For detailed patterns, see:

| Document | Content |
|----------|---------|
| `references/fastapi_patterns.md` | Project structure, async, Pydantic, dependencies, testing |
| `references/security_patterns.md` | JWT, OAuth2, password hashing, CORS, API keys |
| `references/database_patterns.md` | SQLAlchemy async, transactions, eager loading, migrations |
| `references/upstash_patterns.md` | Redis, rate limiting, QStash background jobs |

## Resources

- [FastAPI Documentation](https://fastapi.tiangolo.com/)
- [SQLAlchemy 2.0 Documentation](https://docs.sqlalchemy.org/)
- [Upstash Documentation](https://upstash.com/docs)
- [Pydantic Documentation](https://docs.pydantic.dev/)

Overview

This skill provides production-ready Python backend expertise focused on FastAPI, async SQLAlchemy, Upstash/Redis, and secure authentication patterns. It packages practical patterns for building, securing, and optimizing REST APIs and background integration with caching and rate limiting. Use it to enforce async-first design, strong typing with Pydantic, and security-by-default practices.

How this skill works

The skill inspects code and design decisions, recommending refactors to async patterns, dependency injection, and typed data flows with Pydantic. It suggests database session management using async_sessionmaker, safe transaction boundaries, and Upstash-based caching and rate-limiting hooks. It also outlines authentication flows (JWT/OAuth2), token decoding, and secure error handling to fail fast on invalid input.

When to use it

Building REST APIs with FastAPI and well-structured routers
Implementing JWT or OAuth2 authentication and secure dependencies
Setting up async SQLAlchemy sessions and transaction patterns
Integrating Redis/Upstash for caching, TTLs, and rate limiting
Refactoring or cleaning AI-generated Python backend code
Designing API patterns, project layout, and performance optimizations

Best practices

Favor async/await for all I/O and avoid blocking calls in async routes
Type request and response shapes with Pydantic and validate early
Use FastAPI Depends for auth and DB session injection to keep handlers thin
Keep SQLAlchemy sessions short-lived via async_sessionmaker and expire_on_commit=False
Cache computed responses with Upstash Redis and set sensible TTLs to avoid stale writes
Apply rate limiting per client with sliding windows and return clear 429 responses

Example use cases

Create a user service with Pydantic validation, hashed passwords, and JWT issuance
Build paginated async endpoints that use SQLAlchemy eager loading to reduce queries
Add Upstash caching layer to heavy read endpoints with key prefixes and setex TTLs
Implement per-IP rate limiting on public endpoints using Upstash SlidingWindow limiter
Refactor AI-generated synchronous handlers to non-blocking async patterns and improve testability

FAQ

Can I mix sync and async routes in FastAPI?
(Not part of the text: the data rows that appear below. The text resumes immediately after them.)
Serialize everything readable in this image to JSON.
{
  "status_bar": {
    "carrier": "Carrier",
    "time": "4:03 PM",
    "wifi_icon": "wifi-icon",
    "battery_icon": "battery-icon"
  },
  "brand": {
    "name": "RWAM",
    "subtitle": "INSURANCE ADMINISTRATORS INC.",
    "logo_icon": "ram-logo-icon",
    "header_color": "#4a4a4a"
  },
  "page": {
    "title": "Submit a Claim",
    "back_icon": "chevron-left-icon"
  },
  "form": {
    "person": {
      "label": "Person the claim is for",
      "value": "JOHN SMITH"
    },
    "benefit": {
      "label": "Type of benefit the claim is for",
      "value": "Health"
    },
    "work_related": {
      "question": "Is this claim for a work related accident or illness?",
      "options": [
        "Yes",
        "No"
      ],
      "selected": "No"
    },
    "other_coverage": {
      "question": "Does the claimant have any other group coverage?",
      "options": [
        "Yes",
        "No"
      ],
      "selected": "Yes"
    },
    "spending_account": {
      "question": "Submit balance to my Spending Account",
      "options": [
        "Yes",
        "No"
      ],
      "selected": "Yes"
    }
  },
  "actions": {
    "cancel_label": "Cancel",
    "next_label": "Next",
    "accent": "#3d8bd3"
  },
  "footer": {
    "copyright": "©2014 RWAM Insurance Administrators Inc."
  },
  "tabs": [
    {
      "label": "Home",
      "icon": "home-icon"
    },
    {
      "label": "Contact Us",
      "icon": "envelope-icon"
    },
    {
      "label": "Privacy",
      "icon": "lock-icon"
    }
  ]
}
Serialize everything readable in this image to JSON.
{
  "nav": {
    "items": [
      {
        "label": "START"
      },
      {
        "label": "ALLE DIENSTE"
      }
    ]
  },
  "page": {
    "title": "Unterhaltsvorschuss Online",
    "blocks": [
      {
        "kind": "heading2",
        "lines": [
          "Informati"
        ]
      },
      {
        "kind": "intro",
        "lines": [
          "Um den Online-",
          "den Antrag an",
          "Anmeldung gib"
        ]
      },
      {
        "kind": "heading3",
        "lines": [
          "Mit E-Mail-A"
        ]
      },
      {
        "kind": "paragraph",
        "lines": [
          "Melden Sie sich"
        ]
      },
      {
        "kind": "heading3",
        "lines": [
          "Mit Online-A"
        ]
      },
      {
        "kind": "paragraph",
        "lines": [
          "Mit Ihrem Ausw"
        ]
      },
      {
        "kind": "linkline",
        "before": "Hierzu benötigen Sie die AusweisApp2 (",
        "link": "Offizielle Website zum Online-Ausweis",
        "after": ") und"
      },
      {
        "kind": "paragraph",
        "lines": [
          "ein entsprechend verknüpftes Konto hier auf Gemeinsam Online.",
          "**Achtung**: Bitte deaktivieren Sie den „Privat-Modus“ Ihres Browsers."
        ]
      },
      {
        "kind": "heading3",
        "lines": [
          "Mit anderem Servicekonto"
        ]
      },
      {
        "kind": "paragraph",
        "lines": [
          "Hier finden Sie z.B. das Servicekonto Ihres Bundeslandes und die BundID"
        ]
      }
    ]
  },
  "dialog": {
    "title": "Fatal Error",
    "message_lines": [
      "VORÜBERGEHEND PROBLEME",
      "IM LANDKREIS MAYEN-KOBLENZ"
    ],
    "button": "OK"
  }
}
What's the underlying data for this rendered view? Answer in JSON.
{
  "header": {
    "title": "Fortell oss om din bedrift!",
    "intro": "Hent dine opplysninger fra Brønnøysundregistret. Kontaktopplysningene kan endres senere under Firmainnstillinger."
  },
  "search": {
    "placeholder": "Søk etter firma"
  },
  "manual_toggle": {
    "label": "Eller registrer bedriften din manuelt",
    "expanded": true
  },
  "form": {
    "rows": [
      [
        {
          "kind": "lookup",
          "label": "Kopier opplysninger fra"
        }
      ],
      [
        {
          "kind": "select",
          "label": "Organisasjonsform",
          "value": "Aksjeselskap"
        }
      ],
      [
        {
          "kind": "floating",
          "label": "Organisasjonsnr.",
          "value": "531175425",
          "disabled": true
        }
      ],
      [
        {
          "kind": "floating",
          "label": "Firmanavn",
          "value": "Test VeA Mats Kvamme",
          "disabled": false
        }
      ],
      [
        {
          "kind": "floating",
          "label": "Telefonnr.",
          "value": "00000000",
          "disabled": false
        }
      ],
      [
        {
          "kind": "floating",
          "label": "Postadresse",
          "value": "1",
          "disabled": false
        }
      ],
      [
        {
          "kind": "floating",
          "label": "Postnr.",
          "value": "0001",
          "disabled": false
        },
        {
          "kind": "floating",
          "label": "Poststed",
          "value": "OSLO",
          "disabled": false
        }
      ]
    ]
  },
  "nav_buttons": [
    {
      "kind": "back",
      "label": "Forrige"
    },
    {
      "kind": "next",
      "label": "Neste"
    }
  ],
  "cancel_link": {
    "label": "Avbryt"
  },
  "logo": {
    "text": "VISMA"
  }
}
Yes. FastAPI supports both, but avoid blocking operations in async routes; use sync functions for blocking work or run blocking calls in threadpools.

How should I manage DB sessions in async endpoints?

Provide an async dependency that yields an AsyncSession from async_sessionmaker and ensure expire_on_commit=False to avoid lazy-load issues after commit.